American adaptation of five anime television series

Force Five is an American adaptation of five different anime television series. In the United States, this series was primarily shown only in New England, Pennsylvania, and Virginia, though it did make brief appearances in other markets, such as Texas, and Northern California on KICU-TV 36. It was also shown in Toronto, Ontario, Canada on CFMT channel 47 and in Asia on Star Plus during the 1990s. It was produced by Jim Terry and his company American Way, and it consisted of five imported Japanese giant robot serials (originally produced in the mid-1970s by Toei Animation) in response to the popularity of the Shogun Warriors toy collection. Mattel was one of the sponsors of the series.

In an anthology style, the five shows were broadcast simultaneously with one episode of each serial assigned a specific weekday. Additionally, all of the shows were edited into two-hour films and marketed on video tape by Family Home Entertainment.

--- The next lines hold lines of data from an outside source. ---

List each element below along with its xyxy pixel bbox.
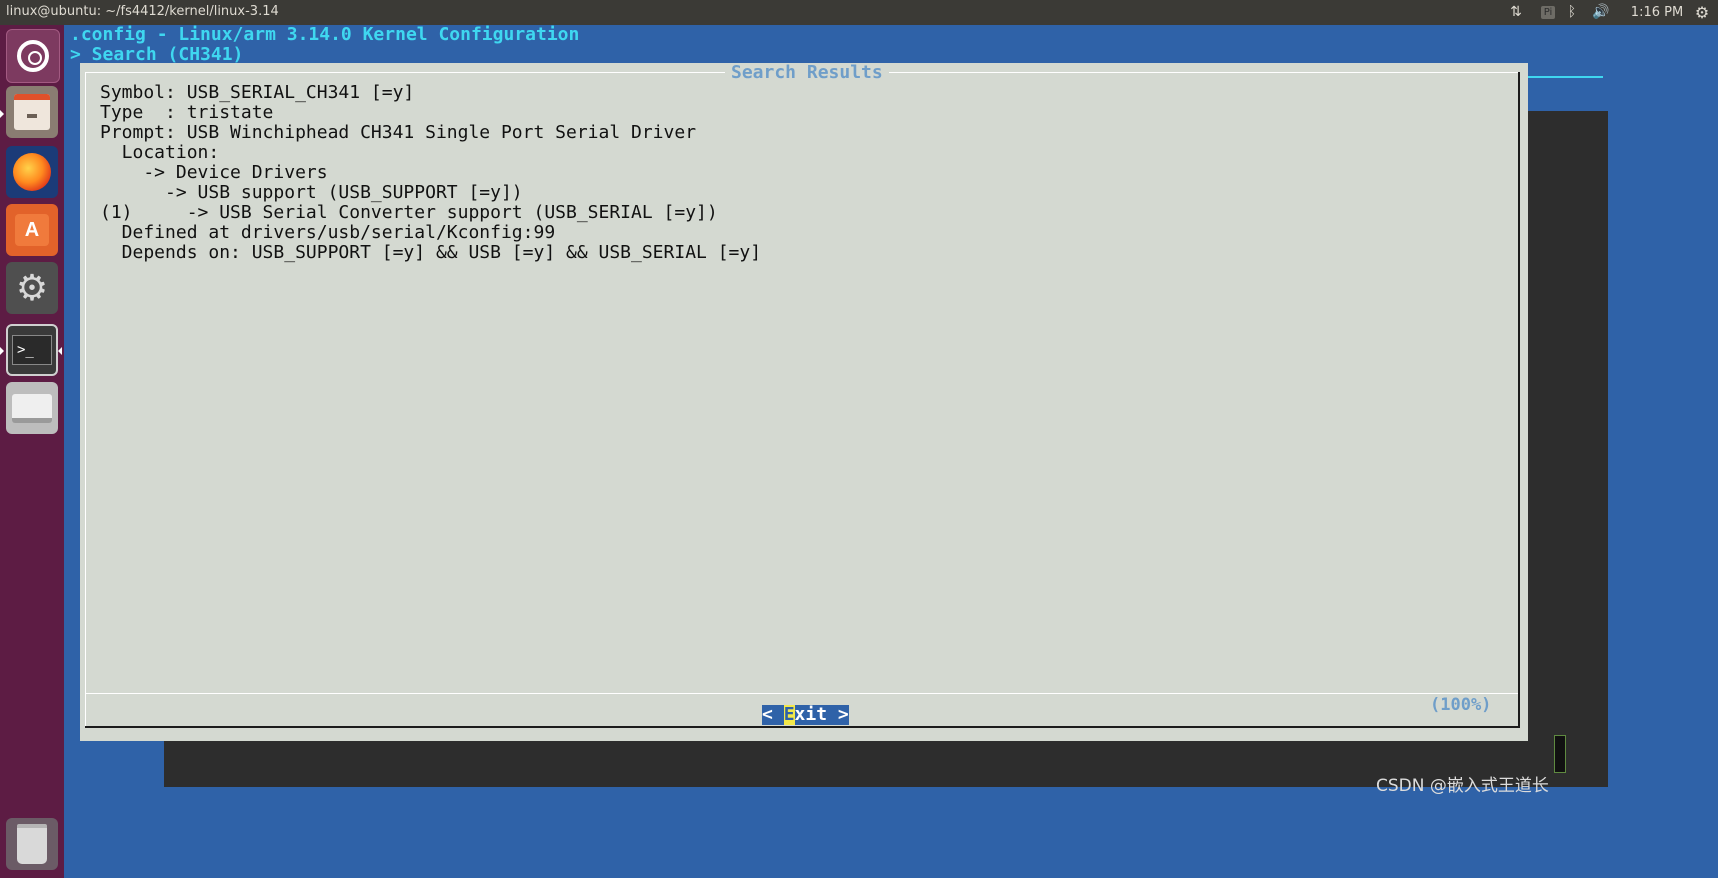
volume-icon[interactable]: 🔊: [1590, 2, 1612, 22]
launcher-item-drive[interactable]: [6, 382, 58, 434]
dialog-border-left: [85, 72, 86, 726]
result-line-usb-serial-jump[interactable]: (1) -> USB Serial Converter support (USB…: [100, 203, 718, 223]
exit-button-hotkey: E: [783, 704, 795, 725]
trash-icon: [17, 824, 47, 864]
launcher-item-ubuntu-dash[interactable]: [6, 29, 60, 83]
result-line-prompt: Prompt: USB Winchiphead CH341 Single Por…: [100, 122, 697, 143]
network-icon[interactable]: ⇅: [1507, 2, 1525, 22]
file-cabinet-icon: [14, 94, 50, 130]
launcher-item-trash[interactable]: [6, 818, 58, 870]
launcher: A ⚙ >_: [0, 25, 65, 878]
scroll-marker: [1554, 735, 1566, 773]
keyboard-layout-label: Pi: [1540, 5, 1556, 19]
dialog-border-bottom: [85, 726, 1520, 728]
terminal-icon: >_: [12, 335, 52, 365]
menuconfig-title: .config - Linux/arm 3.14.0 Kernel Config…: [70, 24, 580, 45]
window-title: linux@ubuntu: ~/fs4412/kernel/linux-3.14: [6, 4, 279, 19]
result-line-symbol: Symbol: USB_SERIAL_CH341 [=y]: [100, 82, 415, 103]
clock[interactable]: 1:16 PM: [1627, 2, 1687, 22]
breadcrumb: > Search (CH341): [70, 44, 244, 65]
result-line-location: Location:: [100, 142, 220, 163]
bluetooth-icon[interactable]: ᛒ: [1565, 2, 1579, 22]
terminal-window[interactable]: .config - Linux/arm 3.14.0 Kernel Config…: [64, 25, 1718, 878]
search-results-dialog: Search Results Symbol: USB_SERIAL_CH341 …: [80, 63, 1528, 741]
result-line-defined-at: Defined at drivers/usb/serial/Kconfig:99: [100, 222, 556, 243]
dialog-border-right: [1518, 72, 1520, 727]
top-panel: linux@ubuntu: ~/fs4412/kernel/linux-3.14…: [0, 0, 1718, 25]
running-indicator-icon: [0, 347, 4, 355]
exit-button-left: <: [762, 704, 784, 725]
dialog-separator: [86, 693, 1518, 694]
ubuntu-logo-icon: [17, 40, 49, 72]
focused-indicator-icon: [58, 347, 62, 355]
launcher-item-terminal[interactable]: >_: [6, 324, 58, 376]
exit-button-rest: xit >: [794, 704, 849, 725]
running-indicator-icon: [0, 110, 4, 118]
exit-button[interactable]: < Exit >: [762, 705, 849, 725]
firefox-icon: [13, 153, 51, 191]
result-line-usb-support: -> USB support (USB_SUPPORT [=y]): [100, 182, 523, 203]
shopping-bag-icon: A: [15, 214, 49, 246]
watermark: CSDN @嵌入式王道长: [1376, 776, 1549, 796]
launcher-item-files[interactable]: [6, 86, 58, 138]
result-line-type: Type : tristate: [100, 102, 274, 123]
launcher-item-software-center[interactable]: A: [6, 204, 58, 256]
drive-icon: [12, 393, 52, 423]
gear-wrench-icon: ⚙: [15, 267, 49, 309]
system-menu-gear-icon[interactable]: ⚙: [1690, 2, 1714, 22]
launcher-item-system-settings[interactable]: ⚙: [6, 262, 58, 314]
dialog-title: Search Results: [725, 63, 889, 83]
result-line-device-drivers: -> Device Drivers: [100, 162, 328, 183]
result-line-depends-on: Depends on: USB_SUPPORT [=y] && USB [=y]…: [100, 242, 762, 263]
keyboard-layout-indicator[interactable]: Pi: [1538, 2, 1558, 22]
launcher-item-firefox[interactable]: [6, 146, 58, 198]
scroll-percent: (100%): [1430, 695, 1492, 715]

In the UK, Krypton Force released several of these programmes but under different series titles.

==Force Five series==
Force Five consisted of the following five series:

| # | Series | No. of episodes | Adaptation of | No. of episodes |
|---|---|---|---|---|
| 1 | Force Five: Gaiking | 26 | Dino-Mech Gaiking (1976) | 44 |
| 2 | Force Five: Danguard Ace | 26 | Planetary Robot Danguard Ace (1977) | 56 |
| 3 | Force Five: Starvengers | 26 | Getter Robo G (1975) | 39 |
| 4 | Force Five: Grandizer | 26 | UFO Robot Grendizer (1975) | 74 |
| 5 | Force Five: Spaceketeers | 26 | Sci-Fi West Saga Starzinger (1978) | 73 |

Originally, Great Mazinger was meant to be among the five shows, but at the last minute was swapped out for Starzinger.